Risk of Obstructive Sleep Apnoea Identified in Menopausal Women
WOMEN who have severe hot flushes in midlife are at a greater risk of obstructive sleep apnoea (OSA) than those who experience mild or no hot flushes, according to the results of a new study. These results highlight an important risk factor for the sleep disorder, which is often difficult to diagnose, particularly in women of menopausal age. OSA is linked to a substantially increased risk of heart disease, hypertension, stroke, depression, and death, and occurs more frequently in women as they age, gain weight, and reach perimenopause and postmenopause status.
Hot flushes or night sweats affect up to 80% of women in midlife and commonly cause sleep disturbances in these individuals; such disturbances that are directly related to menopause are hard to distinguish from sleep conditions such as OSA. Yet, 53% of a sample of perimenopausal and postmenopausal women who had experienced sleep disturbances also reported occurrences of OSA, restless leg syndrome, or both. Additionally, the female-specific symptoms of OSA, including insomnia, headache, fatigue, and depression, are less obvious than the effects reported by males, such as loud snoring, which is another reason why the condition can be hard to diagnose in women.
Therefore, the identification of a new risk factor for OSA in middle-aged women is of vital importance. The data, obtained from questionnaires completed by 1,691 women from the Mayo Clinic, Rochester, Minnesota, USA, showed that women in midlife who reported severe hot flushes were 1.87-times more likely to have OSA compared with those who noted mild or no hot flushes. Of the women included in the study, around one-quarter (24.9%) were classified as having an intermediate or high risk of OSA; these women were more likely to be of an older age and have a higher BMI compared to those in lower risk categories, alongside displaying a greater incidence of hypertension.

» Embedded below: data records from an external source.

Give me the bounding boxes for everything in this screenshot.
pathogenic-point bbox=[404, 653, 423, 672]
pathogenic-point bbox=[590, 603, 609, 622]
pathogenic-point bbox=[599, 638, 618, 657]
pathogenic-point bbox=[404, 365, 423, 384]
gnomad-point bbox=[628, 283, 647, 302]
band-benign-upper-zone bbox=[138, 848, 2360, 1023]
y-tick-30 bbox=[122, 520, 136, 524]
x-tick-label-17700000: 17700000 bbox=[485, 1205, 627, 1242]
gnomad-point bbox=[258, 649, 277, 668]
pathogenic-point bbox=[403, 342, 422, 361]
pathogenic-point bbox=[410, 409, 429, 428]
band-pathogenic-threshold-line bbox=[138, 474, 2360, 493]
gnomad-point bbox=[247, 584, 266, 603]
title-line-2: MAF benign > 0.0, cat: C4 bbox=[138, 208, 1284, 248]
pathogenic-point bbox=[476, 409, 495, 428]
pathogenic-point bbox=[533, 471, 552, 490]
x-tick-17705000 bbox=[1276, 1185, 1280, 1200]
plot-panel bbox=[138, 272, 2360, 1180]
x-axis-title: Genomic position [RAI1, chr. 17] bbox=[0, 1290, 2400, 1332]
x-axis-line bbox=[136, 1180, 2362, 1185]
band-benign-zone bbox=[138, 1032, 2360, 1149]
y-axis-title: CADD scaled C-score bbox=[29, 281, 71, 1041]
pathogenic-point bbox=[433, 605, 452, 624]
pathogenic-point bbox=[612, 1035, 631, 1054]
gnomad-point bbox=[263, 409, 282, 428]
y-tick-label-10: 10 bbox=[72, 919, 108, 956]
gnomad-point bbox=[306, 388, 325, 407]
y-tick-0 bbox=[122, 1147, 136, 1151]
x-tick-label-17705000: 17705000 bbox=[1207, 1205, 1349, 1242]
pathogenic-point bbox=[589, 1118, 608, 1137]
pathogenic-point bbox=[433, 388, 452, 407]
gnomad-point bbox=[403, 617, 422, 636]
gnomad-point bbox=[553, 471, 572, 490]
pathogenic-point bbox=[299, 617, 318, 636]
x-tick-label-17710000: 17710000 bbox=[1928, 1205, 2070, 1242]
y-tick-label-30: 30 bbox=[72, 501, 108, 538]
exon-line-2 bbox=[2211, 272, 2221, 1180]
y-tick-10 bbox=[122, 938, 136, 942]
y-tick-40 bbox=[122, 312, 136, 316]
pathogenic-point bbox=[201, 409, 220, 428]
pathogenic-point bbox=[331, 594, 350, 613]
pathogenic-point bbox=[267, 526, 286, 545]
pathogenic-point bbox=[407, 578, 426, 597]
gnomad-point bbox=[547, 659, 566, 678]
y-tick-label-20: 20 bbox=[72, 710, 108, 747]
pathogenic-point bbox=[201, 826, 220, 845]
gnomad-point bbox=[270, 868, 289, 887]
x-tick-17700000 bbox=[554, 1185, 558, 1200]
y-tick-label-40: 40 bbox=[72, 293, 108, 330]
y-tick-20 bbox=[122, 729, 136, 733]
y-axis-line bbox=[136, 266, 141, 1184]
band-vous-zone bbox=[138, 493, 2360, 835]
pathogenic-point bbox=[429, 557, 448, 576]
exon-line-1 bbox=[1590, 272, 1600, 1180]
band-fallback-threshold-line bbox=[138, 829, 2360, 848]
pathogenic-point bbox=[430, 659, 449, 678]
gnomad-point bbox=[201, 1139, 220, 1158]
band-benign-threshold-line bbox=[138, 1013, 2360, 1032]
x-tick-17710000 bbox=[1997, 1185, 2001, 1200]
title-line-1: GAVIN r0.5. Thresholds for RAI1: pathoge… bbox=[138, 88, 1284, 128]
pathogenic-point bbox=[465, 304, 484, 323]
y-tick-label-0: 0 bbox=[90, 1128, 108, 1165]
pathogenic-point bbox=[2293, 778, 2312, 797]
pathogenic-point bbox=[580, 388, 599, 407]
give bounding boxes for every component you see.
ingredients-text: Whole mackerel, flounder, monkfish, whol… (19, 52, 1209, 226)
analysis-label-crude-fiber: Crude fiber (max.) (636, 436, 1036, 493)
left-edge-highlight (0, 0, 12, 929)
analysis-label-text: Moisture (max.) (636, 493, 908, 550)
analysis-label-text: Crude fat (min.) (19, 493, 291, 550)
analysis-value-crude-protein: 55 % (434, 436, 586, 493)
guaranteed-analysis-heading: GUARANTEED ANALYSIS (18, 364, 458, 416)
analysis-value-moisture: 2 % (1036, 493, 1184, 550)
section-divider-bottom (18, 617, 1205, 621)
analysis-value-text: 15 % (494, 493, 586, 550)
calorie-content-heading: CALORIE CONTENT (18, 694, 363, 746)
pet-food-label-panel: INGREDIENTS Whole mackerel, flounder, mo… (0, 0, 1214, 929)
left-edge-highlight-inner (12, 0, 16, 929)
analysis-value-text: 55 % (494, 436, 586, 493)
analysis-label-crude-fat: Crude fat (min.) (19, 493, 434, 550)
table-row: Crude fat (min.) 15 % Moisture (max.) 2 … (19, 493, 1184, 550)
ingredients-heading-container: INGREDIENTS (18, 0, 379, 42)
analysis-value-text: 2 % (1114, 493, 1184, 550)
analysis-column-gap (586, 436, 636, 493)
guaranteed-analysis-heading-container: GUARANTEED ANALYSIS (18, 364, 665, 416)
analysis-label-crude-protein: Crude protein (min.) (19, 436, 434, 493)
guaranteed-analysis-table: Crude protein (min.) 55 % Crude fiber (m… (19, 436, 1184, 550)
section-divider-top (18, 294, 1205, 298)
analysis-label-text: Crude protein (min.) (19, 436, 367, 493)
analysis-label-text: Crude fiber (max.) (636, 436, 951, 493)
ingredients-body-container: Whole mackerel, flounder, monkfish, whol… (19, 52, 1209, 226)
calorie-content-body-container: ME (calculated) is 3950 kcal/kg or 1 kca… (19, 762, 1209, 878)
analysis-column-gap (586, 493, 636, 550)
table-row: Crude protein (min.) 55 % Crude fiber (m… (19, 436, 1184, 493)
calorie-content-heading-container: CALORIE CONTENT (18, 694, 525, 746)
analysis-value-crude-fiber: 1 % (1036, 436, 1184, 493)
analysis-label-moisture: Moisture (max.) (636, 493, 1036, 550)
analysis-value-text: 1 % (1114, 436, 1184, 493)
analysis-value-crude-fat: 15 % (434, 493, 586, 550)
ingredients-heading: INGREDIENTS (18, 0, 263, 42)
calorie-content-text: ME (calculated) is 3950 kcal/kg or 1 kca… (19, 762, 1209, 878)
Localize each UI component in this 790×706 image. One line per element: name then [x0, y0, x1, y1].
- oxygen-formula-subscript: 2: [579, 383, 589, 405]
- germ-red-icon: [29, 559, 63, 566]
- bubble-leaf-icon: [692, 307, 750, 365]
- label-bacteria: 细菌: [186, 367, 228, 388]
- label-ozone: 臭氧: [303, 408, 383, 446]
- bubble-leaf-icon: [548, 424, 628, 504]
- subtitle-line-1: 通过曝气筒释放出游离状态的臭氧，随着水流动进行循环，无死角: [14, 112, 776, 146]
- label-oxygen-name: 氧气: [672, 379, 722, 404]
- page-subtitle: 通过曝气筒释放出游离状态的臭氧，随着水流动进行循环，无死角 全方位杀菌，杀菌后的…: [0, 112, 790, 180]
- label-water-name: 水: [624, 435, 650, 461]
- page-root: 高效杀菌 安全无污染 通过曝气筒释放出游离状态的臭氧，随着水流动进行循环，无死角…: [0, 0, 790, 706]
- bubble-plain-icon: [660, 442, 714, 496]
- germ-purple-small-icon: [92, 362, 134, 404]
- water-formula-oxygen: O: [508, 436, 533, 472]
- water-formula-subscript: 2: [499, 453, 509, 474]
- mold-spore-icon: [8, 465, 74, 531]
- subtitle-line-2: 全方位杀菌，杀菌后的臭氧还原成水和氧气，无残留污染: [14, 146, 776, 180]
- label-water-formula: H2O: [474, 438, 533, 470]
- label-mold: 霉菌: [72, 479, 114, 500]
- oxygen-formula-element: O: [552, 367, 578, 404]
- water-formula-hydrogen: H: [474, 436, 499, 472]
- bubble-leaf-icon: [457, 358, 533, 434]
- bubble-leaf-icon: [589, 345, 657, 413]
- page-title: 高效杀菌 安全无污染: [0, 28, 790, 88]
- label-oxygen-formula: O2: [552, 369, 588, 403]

“Sleep disruption is a common complaint at menopause. It is important to recognise the high number of undiagnosed sleep disorders, including OSA,” commented Dr JoAnn Pinkerton, The North American Menopause Society (NAMS), Cleveland, Ohio, USA. She added: “Early morning headaches or excessive daytime sleepiness should raise concern for OSA and signal a possible need for sleep apnoea testing.”